Thursday, November 09, 2006

Siamo quelli che non ce l'hanno fatta,
siamo cresciuti in fretta, lavorando mentre cambiavano i capi
e si appannavano le illusioni.
Siamo quelli che lottano per quaranta euro di aumento e che, ad un certo punto,
diventano troppo vecchi per essere incentivati.
Siamo quelli che, siccome conoscono bene il loro lavoro, si accorgono delle stupidaggini
e, per sincerita', lo dicono facendo incazzare l'idiota di turno al comando.
Siamo quelli che non avranno la pensione, e che non hanno potuto evadere un bel niente,
quelli che non sono evasi da se stessi e dalle responsabilita' nemmeno una volta nella vita.
Siamo le persone, la ggente, il nulla da spremere senza rispetto.
Siamo quelli a cui le mogli rinfacciano il fallimento senza neanche dire una parola,
bastano quelle occhiate al mattino nel bagno quando piu' brutto non potresti essere.
Siamo quelli che hanno creduto all'etica ed alla morale.
Intanto gli altri guidavano le mercedes, facevano sei settimane di vacanza l'anno ed il tempo era galantuomo, l'azienda non sapeva nemmeno chi eri ed assumeva un direttore a 150.000 euro netti l'anno... dopo due anni capivano che era una bestia e lo cacciavano via, costo dell'operazione
500.000 lordi. Per te non era il momento: " sai ci sono dei problemi di liquidità... "

Saro' un vecchio tremendo, odioso, velenoso, cattivo,
mi faro' odiare, moriro' schiumando la rabbia mai sfogata.

Thursday, October 19, 2006

Malattia, influenza di stagione, dolori alle ossa e tutto il resto.
Niente lavoro.
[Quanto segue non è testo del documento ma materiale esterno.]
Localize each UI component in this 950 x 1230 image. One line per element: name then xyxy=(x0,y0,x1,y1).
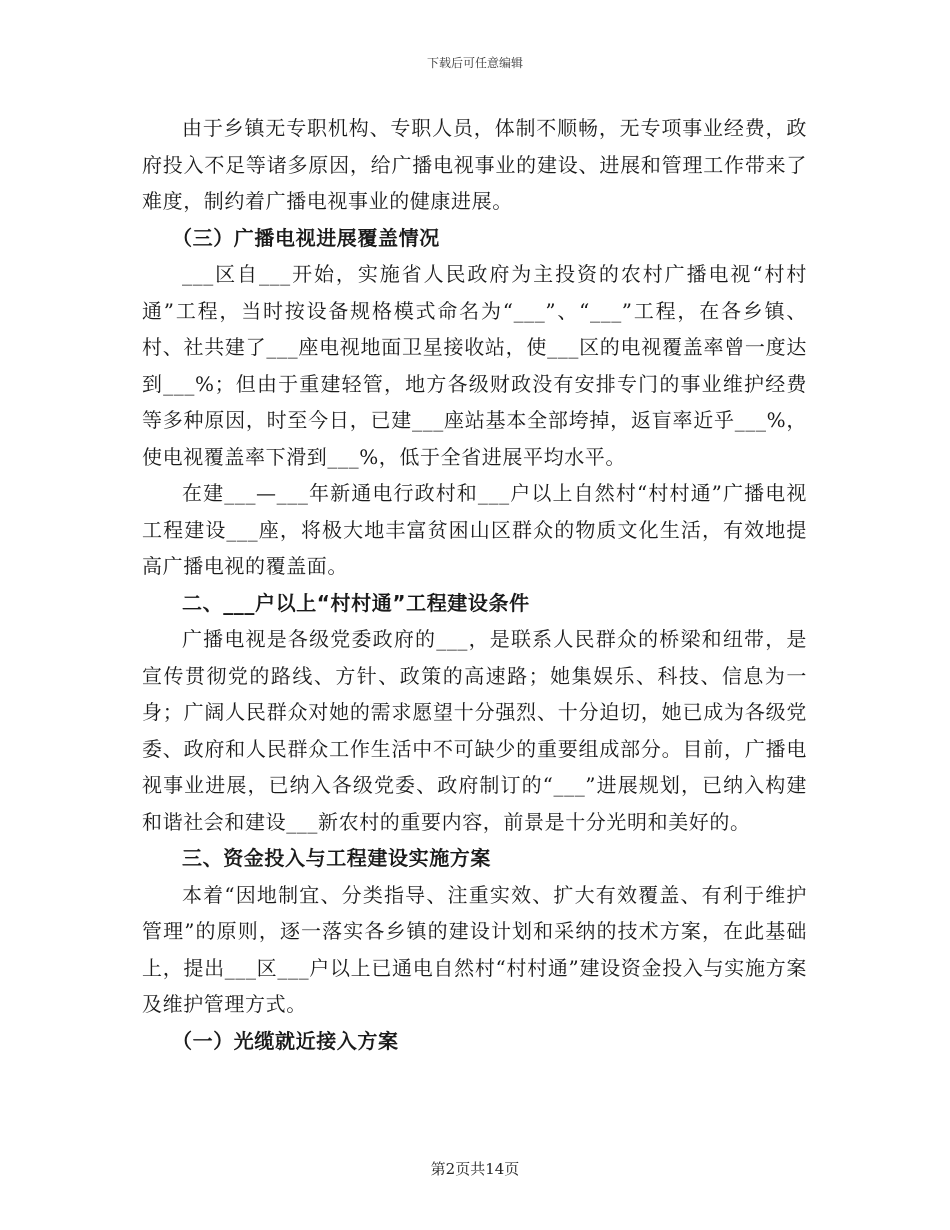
paragraph-5: 本着“因地制宜、分类指导、注重实效、扩大有效覆盖、有利于维护管理”的原则，逐一落实各乡镇的建设计划和采纳的技术方案，在此基础上，提出___区___户以上已通电自然村“村村通”建设资金投入与实施方案及维护管理方式。 xyxy=(142,882,807,1016)
paragraph-2: ___区自___开始，实施省人民政府为主投资的农村广播电视“村村通”工程，当时按设备规格模式命名为“___”、“___”工程，在各乡镇、村、社共建了___座电视地面卫星接收站，使___区的电视覆盖率曾一度达到___%；但由于重建轻管，地方各级财政没有安排专门的事业维护经费等多种原因，时至今日，已建___座站基本全部垮掉，返盲率近乎___%，使电视覆盖率下滑到___%，低于全省进展平均水平。 xyxy=(142,262,807,469)
page-number: 第2页共14页 xyxy=(430,1160,520,1178)
section-heading-conditions: 二、___户以上“村村通”工程建设条件 xyxy=(182,590,530,615)
section-heading-fiber-access: （一）光缆就近接入方案 xyxy=(172,1028,399,1053)
document-body xyxy=(142,110,807,1059)
paragraph-1: 由于乡镇无专职机构、专职人员，体制不顺畅，无专项事业经费，政府投入不足等诸多原因，给广播电视事业的建设、进展和管理工作带来了难度，制约着广播电视事业的健康进展。 xyxy=(142,116,807,213)
page-header-note: 下载后可任意编辑 xyxy=(426,56,523,70)
section-heading-coverage: （三）广播电视进展覆盖情况 xyxy=(172,225,440,250)
paragraph-4: 广播电视是各级党委政府的___，是联系人民群众的桥梁和纽带，是宣传贯彻党的路线、方针、政策的高速路；她集娱乐、科技、信息为一身；广阔人民群众对她的需求愿望十分强烈、十分迫切，她已成为各级党委、政府和人民群众工作生活中不可缺少的重要组成部分。目前，广播电视事业进展，已纳入各级党委、政府制订的“___”进展规划，已纳入构建和谐社会和建设___新农村的重要内容，前景是十分光明和美好的。 xyxy=(142,627,807,834)
section-heading-funding-plan: 三、资金投入与工程建设实施方案 xyxy=(182,846,491,870)
paragraph-3: 在建___—___年新通电行政村和___户以上自然村“村村通”广播电视工程建设___座，将极大地丰富贫困山区群众的物质文化生活，有效地提高广播电视的覆盖面。 xyxy=(142,481,807,578)
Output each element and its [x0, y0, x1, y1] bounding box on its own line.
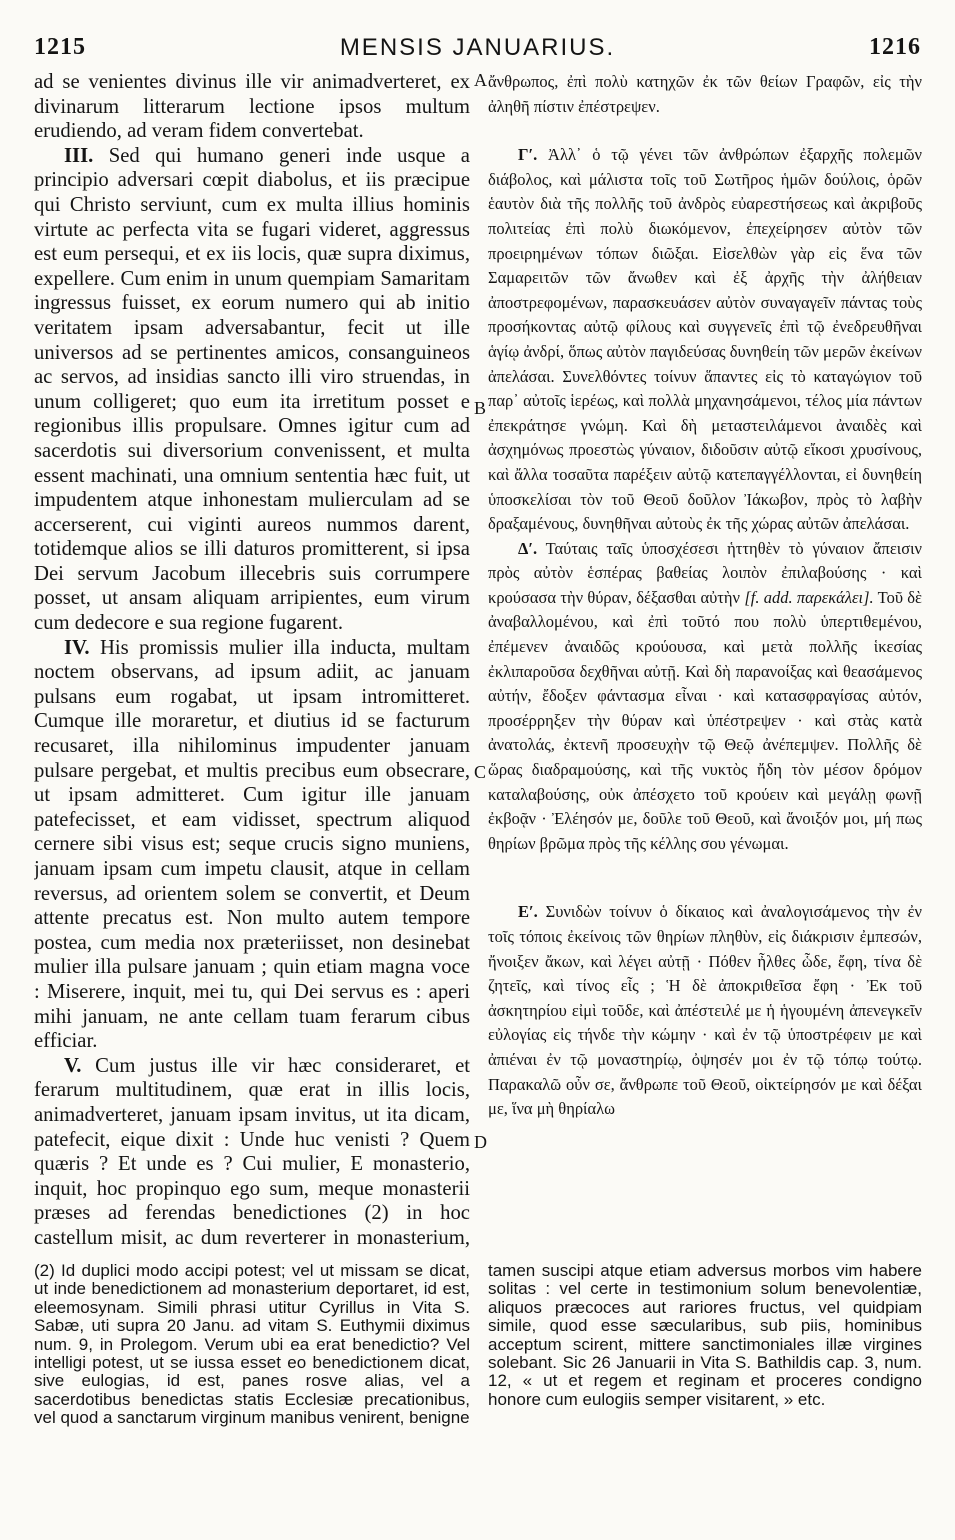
greek-paragraph-intro: ἄνθρωπος, ἐπὶ πολὺ κατηχῶν ἐκ τῶν θείων Γραφῶν, εἰς τὴν ἀληθῆ πίστιν ἐπέστρεψεν. — [488, 72, 922, 116]
page-number-left: 1215 — [34, 34, 86, 60]
latin-paragraph: Cum justus ille vir hæc consideraret, et ferarum multitudinem, quæ erat in illis locis, animadverteret, januam ipsam invitus, ut ita dicam, patefecit, eique dixit : Unde huc venisti ? Quem quæris ? Et unde es ? Cui mulier, E monasterio, inquit, hoc propinquo ego sum, meque monasterii præses ad ferendas benedictiones (2) in hoc castellum misit, ac dum reverterer in monasterium, — [34, 1054, 470, 1249]
footnote-left — [34, 1262, 470, 1428]
page-number-right: 1216 — [869, 34, 921, 60]
footnote-right — [488, 1262, 922, 1409]
latin-section-5 — [34, 1054, 470, 1250]
greek-column — [488, 70, 922, 1250]
greek-paragraph: Ἀλλ᾽ ὁ τῷ γένει τῶν ἀνθρώπων ἐξαρχῆς πολεμῶν διάβολος, καὶ μάλιστα τοῖς τοῦ Σωτῆρος ἡμῶν δούλοις, ὁρῶν ἑαυτὸν διὰ τῆς πολλῆς τοῦ ἀνδρὸς εὐαρεστήσεως καὶ ἀκριβοῦς πολιτείας ἐπὶ πολὺ διωκόμενον, ἐπεχείρησεν αὐτὸν τῶν προειρημένων τόπων διῶξαι. Εἰσελθὼν γὰρ εἰς ἕνα τῶν Σαμαρειτῶν τῶν ἄνωθεν καὶ ἐξ ἀρχῆς τὴν ἀλήθειαν ἀποστρεφομένων, παρασκευάσεν αὐτὸν συναγαγεῖν πάντας τοὺς προσήκοντας αὐτῷ φίλους καὶ συγγενεῖς ἐπὶ τῷ ἐνεδρευθῆναι ἁγίῳ ἀνδρί, ὅπως αὐτὸν παγιδεύσας δυνηθείη τῶν μερῶν ἐκείνων ἀπελάσαι. Συνελθόντες τοίνυν ἅπαντες εἰς τὸ καταγώγιον τοῦ παρ᾽ αὐτοῖς ἱερέως, καὶ πολλὰ μηχανησάμενοι, τέλος μία πάντων ἐπεκράτησε γνώμη. Καὶ δὴ μεταστειλάμενοι ἀναιδὲς καὶ ἀσχημόνως προεστὼς γύναιον, διδοῦσιν αὐτῷ εἴκοσι χρυσίνους, καὶ ἄλλα τοσαῦτα παρέξειν αὐτῷ κατεπαγγέλλονται, εἰ δυνηθείη ὑποσκελίσαι τὸν τοῦ Θεοῦ δοῦλον Ἰάκωβον, πρὸς τὸ λαβὴν δραξαμένους, δυνηθῆναι αὐτοὺς ἐκ τῆς χώρας αὐτῶν ἀπελάσαι. — [488, 145, 922, 534]
greek-section-3 — [488, 143, 922, 537]
section-number: Δʹ. — [518, 538, 538, 558]
section-number: V. — [64, 1054, 82, 1077]
greek-section-4 — [488, 537, 922, 857]
section-number: III. — [64, 144, 94, 167]
section-number: Γʹ. — [518, 145, 538, 165]
section-number: IV. — [64, 636, 90, 659]
margin-letter-b: B — [474, 398, 487, 418]
greek-paragraph: Συνιδὼν τοίνυν ὁ δίκαιος καὶ ἀναλογισάμενος τὴν ἐν τοῖς τόποις ἐκείνοις τῶν θηρίων πληθὺν, εἰς διάκρισιν ἐμπεσών, ἤνοιξεν ἄκων, καὶ λέγει αὐτῇ · Πόθεν ἦλθες ὧδε, ἔφη, τίνα δὲ ζητεῖς, καὶ τίνος εἶς ; Ἡ δὲ ἀποκριθεῖσα ἔφη · Ἐκ τοῦ ἀσκητηρίου εἰμὶ τοῦδε, καὶ ἀπέστειλέ με ἡ ἡγουμένη ἀπενεγκεῖν εὐλογίας εἰς τήνδε τὴν κώμην · καὶ ἐν τῷ ὑποστρέφειν με καὶ ἀπιέναι ἐν τῷ μοναστηρίῳ, ὀψησέν μοι ἐν τῷ τόπῳ τούτῳ. Παρακαλῶ οὖν σε, ἄνθρωπε τοῦ Θεοῦ, οἰκτείρησόν με καὶ δέξαι με, ἵνα μὴ θηρίαλω — [488, 902, 922, 1119]
greek-paragraph: Τοῦ δὲ ἀναβαλλομένου, καὶ ἐπὶ τοῦτό που πολὺ ὑπερτιθεμένου, ἐπέμενεν ἀναιδῶς κρούουσα, καὶ μετὰ πολλῆς ἱκεσίας ἐκλιπαροῦσα δεχθῆναι αὐτῇ. Καὶ δὴ παρανοίξας καὶ θεασάμενος αὐτήν, ἔδοξεν φάντασμα εἶναι · καὶ κατασφραγίσας αὐτόν, προσέρρηξεν τὴν θύραν καὶ ὑπέστρεψεν · καὶ στὰς κατὰ ἀνατολάς, ἐκτενῆ προσευχὴν τῷ Θεῷ ἀνέπεμψεν. Πολλῆς δὲ ὥρας διαδραμούσης, καὶ τῆς νυκτὸς ἤδη τὸν μέσον δρόμον καταλαβούσης, οὐκ ἀπέσχετο τοῦ κρούειν καὶ μεγάλῃ φωνῇ ἐκβοᾷν · Ἐλέησόν με, δοῦλε τοῦ Θεοῦ, καὶ ἄνοιξόν μοι, μή πως θηρίων βρῶμα πρὸς τῆς κέλλης σου γένωμαι. — [488, 587, 922, 853]
running-title: MENSIS JANUARIUS. — [339, 34, 616, 61]
editorial-addition: [f. add. παρεκάλει]. — [744, 587, 874, 607]
page-header — [0, 0, 955, 64]
latin-paragraph: His promissis mulier illa inducta, multam noctem observans, ad ipsum adiit, ac januam pulsans eum rogabat, ut ipsam intromitteret. Cumque ille moraretur, et diutius id se facturum recusaret, illa nihilominus impudenter januam pulsare pergebat, et multis precibus eum obsecrare, ut ipsam admitteret. Cum igitur ille januam patefecisset, et eam vidisset, spectrum aliquod cernere sibi visus est; seque crucis signo muniens, januam ipsam cum impetu clausit, atque in cellam reversus, ad orientem solem se convertit, et Deum attente precatus est. Non multo autem tempore postea, cum media nox præteriisset, non desinebat mulier illa pulsare januam ; quin etiam magna voce : Miserere, inquit, mei tu, qui Dei servus es : aperi mihi januam, ne ante cellam tuam ferarum cibus efficiar. — [34, 636, 470, 1053]
footnote-text: (2) Id duplici modo accipi potest; vel ut missam se dicat, ut inde benedictionem ad monasterium deportaret, id est, eleemosynam. Simili phrasi utitur Cyrillus in Vita S. Sabæ, uti supra 20 Janu. ad vitam S. Euthymii diximus num. 9, in Prolegom. Verum ubi ea erat benedictio? Vel intelligi potest, ut se iussa esset eo benedictionem dicat, sive eulogias, id est, panes rosve alias, vel a sacerdotibus benedictas statis Ecclesiæ precationibus, vel quod a sanctarum virginum manibus venirent, benigne — [34, 1261, 470, 1428]
greek-section-5 — [488, 900, 922, 1121]
margin-letter-c: C — [474, 762, 487, 782]
margin-letter-a: A — [474, 70, 487, 90]
footnote-text: tamen suscipi atque etiam adversus morbos vim habere solitas : vel certe in testimonium solum benevolentiæ, aliquos præcoces aut rariores fructus, vel quidpiam simile, quod esse sæcularibus, sub piis, hominibus acceptum scirent, mittere sanctimoniales illæ virgines solebant. Sic 26 Januarii in Vita S. Bathildis cap. 3, num. 12, « ut et regem et reginam et proceres condigno honore cum eulogiis semper visitarent, » etc. — [488, 1261, 922, 1409]
latin-paragraph: Sed qui humano generi inde usque a principio adversari cœpit diabolus, et iis præcipue qui Christo serviunt, cum ex multa illius hominis virtute ac perfecta vita se fugari videret, aggressus est eum persequi, et ex iis locis, quæ supra diximus, expellere. Cum enim in unum quempiam Samaritam ingressus fuisset, ex eorum numero qui ab initio veritatem ipsam adversabantur, fecit ut ille universos ad se pertinentes amicos, consanguineos ac servos, ad insidias sancto illi viro struendas, in unum colligeret; quo eum ita irretitum posset e regionibus illis propulsare. Omnes igitur cum ad sacerdotis sui diversorium convenissent, et multa essent machinati, una omnium sententia hæc fuit, ut impudentem atque inhonestam mulierculam ad se accerserent, cui viginti aureos nummos darent, totidemque alios se illi daturos promitterent, si ipsa Dei servum Jacobum illecebris suis corrumpere posset, ut ansam aliquam arripientes, eum virum cum dedecore e sua regione fugarent. — [34, 144, 470, 635]
greek-paragraph: Ταύταις ταῖς ὑποσχέσεσι ἡττηθὲν τὸ γύναιον ἄπεισιν πρὸς αὐτὸν ἑσπέρας βαθείας λοιπὸν ἐπιλαβούσης · καὶ κρούσασα τὴν θύραν, δέξασθαι αὐτὴν — [488, 538, 922, 607]
latin-column — [34, 70, 470, 1250]
margin-letter-d: D — [474, 1132, 487, 1152]
section-number: Εʹ. — [518, 902, 538, 922]
latin-section-3 — [34, 144, 470, 636]
latin-section-4 — [34, 636, 470, 1054]
latin-paragraph-intro: ad se venientes divinus ille vir animadverteret, ex divinarum litterarum lectione ipsos multum erudiendo, ad veram fidem convertebat. — [34, 71, 470, 143]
Obbligatorio stare a casa.
Una volta, fantasticando di vacanze, cercavamo di immaginare il posto ideale:
Non fare niente, stare a letto, non cucinare, essere serviti e riveriti, nessuna confusione, pace e tranquillita' ... ci venne in mente all'unisono: L'OSPEDALE !
C'e' qualcosa nell'imprevisto della malattia, una specie di franchigia dagli impegni e dai doveri, una riminescenza infantile di quando, sul divano, sotto il plaid rimboccato dalla mamma, si beveva il te' caldo, il tempo era fermo, pietrificato in quei gesti semplici che ti facevano sentire sicuro, protetto, amato, padrone del mondo.
Normalmente sono quattro giorni, due dei quali dolorosi, gli altri si portano l'eco del malessere fino alla prima doccia dopo la febbre, quella che lava via la malattia e ti restituisce alle tue incombenze.
Ma in quel breve scampolo di tempo che ti viene restituito mentre tossisci torna la percezione chiarissima di come una giornata sia lunga, di quante cose si possono leggere, vedere, pensare, di come ti sei venduto il tempo e la vita
per quattro soldi di merda.

Friday, August 25, 2006

Vita veloce ma immobile,
tempo che si consuma,
corpo che invecchia
indifferente al tuo cuore

Sospeso in uno scorrere lento
invecchi da solo
Si vede, ormai non piu' troppo lontana,
la fine.

Che corsa breve e' stato il tuo tempo
quante cose hai avuto e perduto,
altrettante nemmeno desiderate,
osate.

Ora basta, saluta che e' tempo di andare.